While sexual assault and harassment is at a graver end of the ‘things women experience in the work place’ spectrum than pay equality, I believe they are all part of the same problem. Work, in its modern form, is a fundamentally male construct, designed by men, for men. Until that is openly and truly acknowledged I don’t believe we will ever start to tackle the range of issues at play that keep women from being truly equal.
The addition of women to the workplace and our Parliament is a recent phenomenon and many work places remain almost military in their design and operation. There is a hierarchy and a chain of command. You work in teams, pods and units. When you do more than required you are going ‘above and beyond the call of duty’. Decision-making must be logical and rational. Loyalty is prized above all and breaking rank to express an alternative view, particularly with any form of emotion in your voice is the stuff that gets you labelled stroppy, overly-emotional, headstrong, difficult, intimidating and over-confident. God forbid you cry at work.
All that in an environment where women are also far more likely to be quiet in meetings because they’re more likely to be interrupted and their ideas taken less seriously. It’s been researched to death and is so common that it has its own taxonomy. “Manterrupting” (a man unnecessarily interrupting a woman), “mansplaining” (a man interrupting a woman to explain something that she actually knows more about than he does) and “bropropriating” (a man taking credit for a woman’s idea) come to mind.
For all that might look like progress, and 38 percent of our MP’s being women definitely is, we can’t ignore that “empowerment” and “diversity” are measured in terms of their efficacy in driving results within a system women didn't create and isn't serving us particularly well.
What most women experience in their workplaces is institutionalised sexism - systemically validated micro-aggressions that reflect an entrenched power imbalance and a flawed design. To change that we must tackle the maleness of our institutions and not just overlay more guidelines and frameworks on top of them. To redress the imbalance, we need to create space for women to have a go at designing our institutions and for them to be able to do that in their own ways, which may be outside of what would be ‘normal’ process.

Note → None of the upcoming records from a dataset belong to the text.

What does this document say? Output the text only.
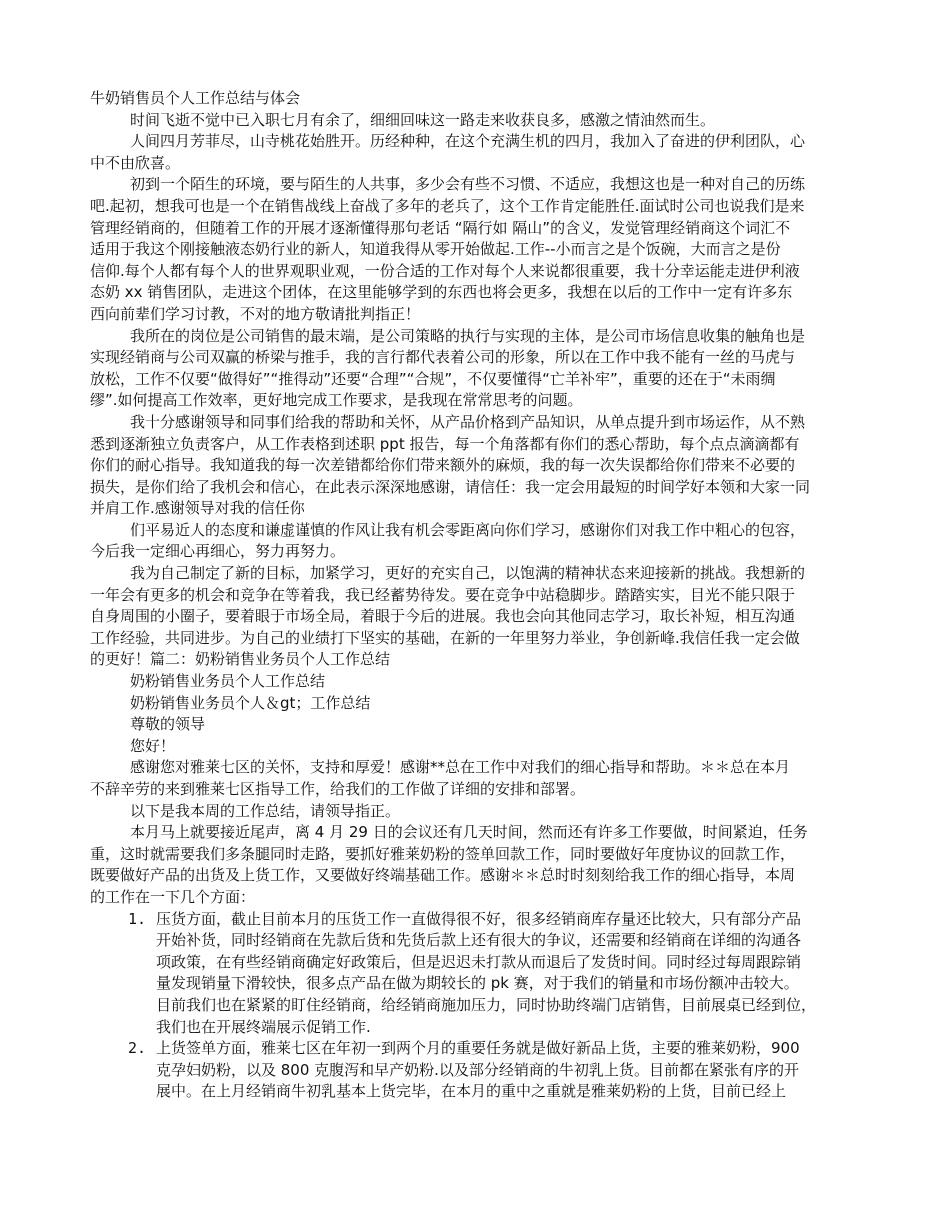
牛奶销售员个人工作总结与体会
时间飞逝不觉中已入职七月有余了，细细回味这一路走来收获良多，感激之情油然而生。
人间四月芳菲尽，山寺桃花始胜开。历经种种，在这个充满生机的四月，我加入了奋进的伊利团队，心
中不由欣喜。
初到一个陌生的环境，要与陌生的人共事，多少会有些不习惯、不适应，我想这也是一种对自己的历练
吧.起初，想我可也是一个在销售战线上奋战了多年的老兵了，这个工作肯定能胜任.面试时公司也说我们是来
管理经销商的，但随着工作的开展才逐渐懂得那句老话 “隔行如 隔山”的含义，发觉管理经销商这个词汇不
适用于我这个刚接触液态奶行业的新人，知道我得从零开始做起.工作--小而言之是个饭碗，大而言之是份
信仰.每个人都有每个人的世界观职业观，一份合适的工作对每个人来说都很重要，我十分幸运能走进伊利液
态奶 xx 销售团队，走进这个团体，在这里能够学到的东西也将会更多，我想在以后的工作中一定有许多东
西向前辈们学习讨教，不对的地方敬请批判指正！
我所在的岗位是公司销售的最末端，是公司策略的执行与实现的主体，是公司市场信息收集的触角也是
实现经销商与公司双赢的桥梁与推手，我的言行都代表着公司的形象，所以在工作中我不能有一丝的马虎与
放松，工作不仅要“做得好”“推得动”还要“合理”“合规”，不仅要懂得“亡羊补牢”，重要的还在于“未雨绸
缪”.如何提高工作效率，更好地完成工作要求，是我现在常常思考的问题。
我十分感谢领导和同事们给我的帮助和关怀，从产品价格到产品知识，从单点提升到市场运作，从不熟
悉到逐渐独立负责客户，从工作表格到述职 ppt 报告，每一个角落都有你们的悉心帮助，每个点点滴滴都有
你们的耐心指导。我知道我的每一次差错都给你们带来额外的麻烦，我的每一次失误都给你们带来不必要的
损失，是你们给了我机会和信心，在此表示深深地感谢，请信任：我一定会用最短的时间学好本领和大家一同
并肩工作.感谢领导对我的信任你
们平易近人的态度和谦虚谨慎的作风让我有机会零距离向你们学习，感谢你们对我工作中粗心的包容，
今后我一定细心再细心，努力再努力。
我为自己制定了新的目标，加紧学习，更好的充实自己，以饱满的精神状态来迎接新的挑战。我想新的
一年会有更多的机会和竞争在等着我，我已经蓄势待发。要在竞争中站稳脚步。踏踏实实，目光不能只限于
自身周围的小圈子，要着眼于市场全局，着眼于今后的进展。我也会向其他同志学习，取长补短，相互沟通
工作经验，共同进步。为自己的业绩打下坚实的基础，在新的一年里努力举业，争创新峰.我信任我一定会做
的更好！篇二：奶粉销售业务员个人工作总结
奶粉销售业务员个人工作总结
奶粉销售业务员个人＆gt；工作总结
尊敬的领导
您好！
感谢您对雅莱七区的关怀，支持和厚爱！感谢**总在工作中对我们的细心指导和帮助。＊＊总在本月
不辞辛劳的来到雅莱七区指导工作，给我们的工作做了详细的安排和部署。
以下是我本周的工作总结，请领导指正。
本月马上就要接近尾声，离 4 月 29 日的会议还有几天时间，然而还有许多工作要做，时间紧迫，任务
重，这时就需要我们多条腿同时走路，要抓好雅莱奶粉的签单回款工作，同时要做好年度协议的回款工作，
既要做好产品的出货及上货工作，又要做好终端基础工作。感谢＊＊总时时刻刻给我工作的细心指导，本周
的工作在一下几个方面：
1. 压货方面，截止目前本月的压货工作一直做得很不好，很多经销商库存量还比较大，只有部分产品
开始补货，同时经销商在先款后货和先货后款上还有很大的争议，还需要和经销商在详细的沟通各
项政策，在有些经销商确定好政策后，但是迟迟未打款从而退后了发货时间。同时经过每周跟踪销
量发现销量下滑较快，很多点产品在做为期较长的 pk 赛，对于我们的销量和市场份额冲击较大。
目前我们也在紧紧的盯住经销商，给经销商施加压力，同时协助终端门店销售，目前展桌已经到位，
我们也在开展终端展示促销工作.
2. 上货签单方面，雅莱七区在年初一到两个月的重要任务就是做好新品上货，主要的雅莱奶粉，900
克孕妇奶粉，以及 800 克腹泻和早产奶粉.以及部分经销商的牛初乳上货。目前都在紧张有序的开
展中。在上月经销商牛初乳基本上货完毕，在本月的重中之重就是雅莱奶粉的上货，目前已经上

If you want an example of the beginning of this kind of thinking in New Zealand, I commend Simon Moutter to you. Moutter is the Managing Director of Spark and in his recent ‘Global Women 1 Day for Change’ summit address he says that when it comes to addressing diversity he feels ‘like a midfield battler rather than a real Champion for Change’.
He goes on to say Spark’s approach has been ‘very logical, very process-oriented, very designed and very 'best-practice' and yet Spark has recently lost several of their senior women leaders, many of whom have since expressed to Moutter that they felt Spark’s diversity efforts were just lip-service and that they were ‘still excluding women and minority groups through the ways we speak, the ways we interact and the ways we behave, often unconsciously.’
He refers to his shift in thinking on this matter as leading more with heart, than head and is pledging to address what I think is part of what constitutes institutionalised sexism by specifically committing to calling out non-inclusive behaviours, eliminating foul and disrespectful language, cutting the macho themes and analogies and ensuring there are negative consequences for those who don’t get on board.
It is a long way off remaking a system so that women can play a role in designing how it works, but by addressing behaviour and values, it feels as if Moutter is starting to challenge the institution and suggest that maybe women don’t have to keep adapting to it by leaning in, lying down or contorting themselves into the ‘right’ shape but that ‘it’ - the workplace, the business, the industry, the institution - could adapt to them.
With a new and greater crop of women headed to the corridors of power, I can only hope we might start seeing more of that kind of thinking in Parliament. It is one of our most venerable institutions and yet when examined closely on how woman-friendly it is, it seems increasingly undeserved of veneration. Whoever the Minister of Women is, starting at home would be a powerful way to demonstrate how institutionalised sexism can be tackled.